Giró la silla hasta enfrentarla con un armario lleno de manuales de hojas sueltas. Sacó uno y comenzó a hojearlo.

—Sí, tenemos un código para las infecciones granulomatosas de las trompas de Falopio —señaló la señora Solano, levantan do la vista del manual.

—Maravilloso —respondió Marissa con una sonrisa—. Si no le supone mucho trabajo, nos gustaría obtener un impreso con ese diagnóstico.

—Ningún problema en absoluto —repuso la señora Solano.

Marissa y Wendy intercambiaron una sonrisa de satisfacción.

—¿Dónde está su autorización? —preguntó la señora Solano.

—No creímos necesitar una para fines de investigación —explicó Wendy.

—Es imprescindible para todo —prosiguió la señora Solano.

—Muy bien —aceptó Marissa—. ¿A quién tenemos que ver para obtener esa autorización?

—Hay una sola persona que puede extenderla —señaló la señora Solano—. El doctor Wingate, el director de la clínica.

De vuelta a los ascensores, Marissa sacudió la cabeza en dirección a Wendy.

—¡Maldición! —exclamó—. Creí que todo saldría bien cuando nos dijo que tenían la especificación diagnóstica de granulomatosis.

—Yo pensé lo mismo —replicó Wendy—. Pero ahora empiezo a creer que tu marido tenía razón. No creo que podamos persuadir a Wingate de que nos facilite esa autorización.

—No nos desanimemos tan pronto —replicó Marissa al entrar en el ascensor.

Las oficinas del doctor Wingate estaban en el primer piso.

Tenía un despacho como director de la clínica y otro como director de la unidad de fecundación in vitro. Marissa y Wendy fueron a la primera, pero las enviaron a la segunda. Les informaron de que el doctor Wingate estaba ocupado en el laboratorio.

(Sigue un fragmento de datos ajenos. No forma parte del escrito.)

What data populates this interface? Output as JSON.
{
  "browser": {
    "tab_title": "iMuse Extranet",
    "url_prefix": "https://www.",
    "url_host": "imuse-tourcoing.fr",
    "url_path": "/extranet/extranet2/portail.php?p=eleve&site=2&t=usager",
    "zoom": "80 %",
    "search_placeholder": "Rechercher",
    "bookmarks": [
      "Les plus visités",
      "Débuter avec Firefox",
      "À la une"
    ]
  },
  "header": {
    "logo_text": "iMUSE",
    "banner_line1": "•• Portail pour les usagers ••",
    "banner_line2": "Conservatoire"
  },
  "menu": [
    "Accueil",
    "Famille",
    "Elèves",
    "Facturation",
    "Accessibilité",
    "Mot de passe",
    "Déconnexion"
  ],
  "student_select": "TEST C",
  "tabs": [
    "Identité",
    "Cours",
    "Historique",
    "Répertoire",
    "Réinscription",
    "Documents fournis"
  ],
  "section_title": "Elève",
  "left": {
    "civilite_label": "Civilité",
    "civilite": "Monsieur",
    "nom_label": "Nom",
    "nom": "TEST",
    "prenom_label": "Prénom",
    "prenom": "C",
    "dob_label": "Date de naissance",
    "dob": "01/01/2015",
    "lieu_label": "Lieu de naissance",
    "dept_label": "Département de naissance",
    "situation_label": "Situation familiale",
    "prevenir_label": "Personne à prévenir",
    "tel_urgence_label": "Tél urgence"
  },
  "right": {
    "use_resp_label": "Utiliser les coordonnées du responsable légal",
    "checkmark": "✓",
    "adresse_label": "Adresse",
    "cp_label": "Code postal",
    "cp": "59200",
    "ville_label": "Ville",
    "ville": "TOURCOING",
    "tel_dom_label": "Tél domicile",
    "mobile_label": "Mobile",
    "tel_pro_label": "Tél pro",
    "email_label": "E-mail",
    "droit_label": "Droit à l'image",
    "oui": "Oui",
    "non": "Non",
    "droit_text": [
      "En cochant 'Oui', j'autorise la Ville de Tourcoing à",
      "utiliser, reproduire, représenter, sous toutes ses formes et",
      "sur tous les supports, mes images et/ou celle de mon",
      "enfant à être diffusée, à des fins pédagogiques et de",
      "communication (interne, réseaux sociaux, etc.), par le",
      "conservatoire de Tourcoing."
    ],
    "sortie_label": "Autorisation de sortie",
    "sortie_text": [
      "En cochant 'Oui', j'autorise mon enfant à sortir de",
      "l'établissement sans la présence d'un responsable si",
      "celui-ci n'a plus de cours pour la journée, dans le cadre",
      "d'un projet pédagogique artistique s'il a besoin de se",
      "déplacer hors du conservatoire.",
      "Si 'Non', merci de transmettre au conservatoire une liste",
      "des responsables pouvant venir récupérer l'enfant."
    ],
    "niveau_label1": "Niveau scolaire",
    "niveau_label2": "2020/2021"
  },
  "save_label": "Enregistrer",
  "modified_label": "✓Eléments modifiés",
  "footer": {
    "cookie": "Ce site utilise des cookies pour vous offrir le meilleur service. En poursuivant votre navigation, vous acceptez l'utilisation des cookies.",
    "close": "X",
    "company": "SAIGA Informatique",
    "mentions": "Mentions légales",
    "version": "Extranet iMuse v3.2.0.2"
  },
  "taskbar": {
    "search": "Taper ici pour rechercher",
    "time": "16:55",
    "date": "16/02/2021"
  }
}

—Avisaré al doctor que están aquí —indicó la recepcionista.

Marissa y Wendy tomaron asiento.

—Es fantástico no estar en este lugar para otro procedimiento —susurró Wendy.

Marissa sonrió.

—El doctor Wingate las recibirá ahora —informó la recepcionista una media hora más tarde.

Las condujo por un largo vestíbulo hasta la tercera puerta de la derecha.

Wendy llamó a la puerta. El doctor Wingate las invitó a pasar.

—¡Bueno, bueno! —exclamó al ponerse de pie de una banqueta frente a un microscopio.

Salvo por un escritorio y un par de ficheros, la habitación parecía más un laboratorio que un despacho.

—No sabía que se conocían.

Wendy le explicó que habían sido amigas en la Facultad de Medicina.

—¿Qué puedo hacer por ustedes, señoras mías? —inquirió y les indicó que se sentaran, aunque él permaneció de pie—. Les advierto que estoy a punto de cumplir un proceso de fertilización y no tengo demasiado tiempo.

—No le entretendremos mucho —aseguró Marissa.

Le explicó brevemente cómo ella y Wendy habían descubierto que tenían básicamente el mismo problema y que habían encontrado otros dos casos posibles.

—Cuatro casos de infección granulomatosa de las trompas de Falopio relacionadas con tuberculosis es algo fuera de lo común, y nos gustaría profundizar en el asunto. Nos interesa como proyecto de investigación.

—Pero necesitamos que nos dé su autorización —explicó Wendy—. Queremos ver si existen casos adicionales.

—Me temo que no puedo complacerlas —respondió el doctor Wingate—. La política de la clínica es de estricta reserva. No puedo darles acceso a los historiales clínicos de las pacientes. Y esa normativa procede de nuestra central en San Francisco.

—Pero esto puede tener implicaciones para la sanidad pública —manifestó Marissa—. Estos casos pueden representar una nueva entidad clínica como el choque toxémico.

—Lo comprendo —admitió el doctor Wingate—. Y les agradezco por alertarnos. Tengan la seguridad de que lo investigaremos. Sé que comprenderán mi posición.

—Podríamos hablar con las mujeres involucradas y obtener el permiso de ellas —afirmó Wendy.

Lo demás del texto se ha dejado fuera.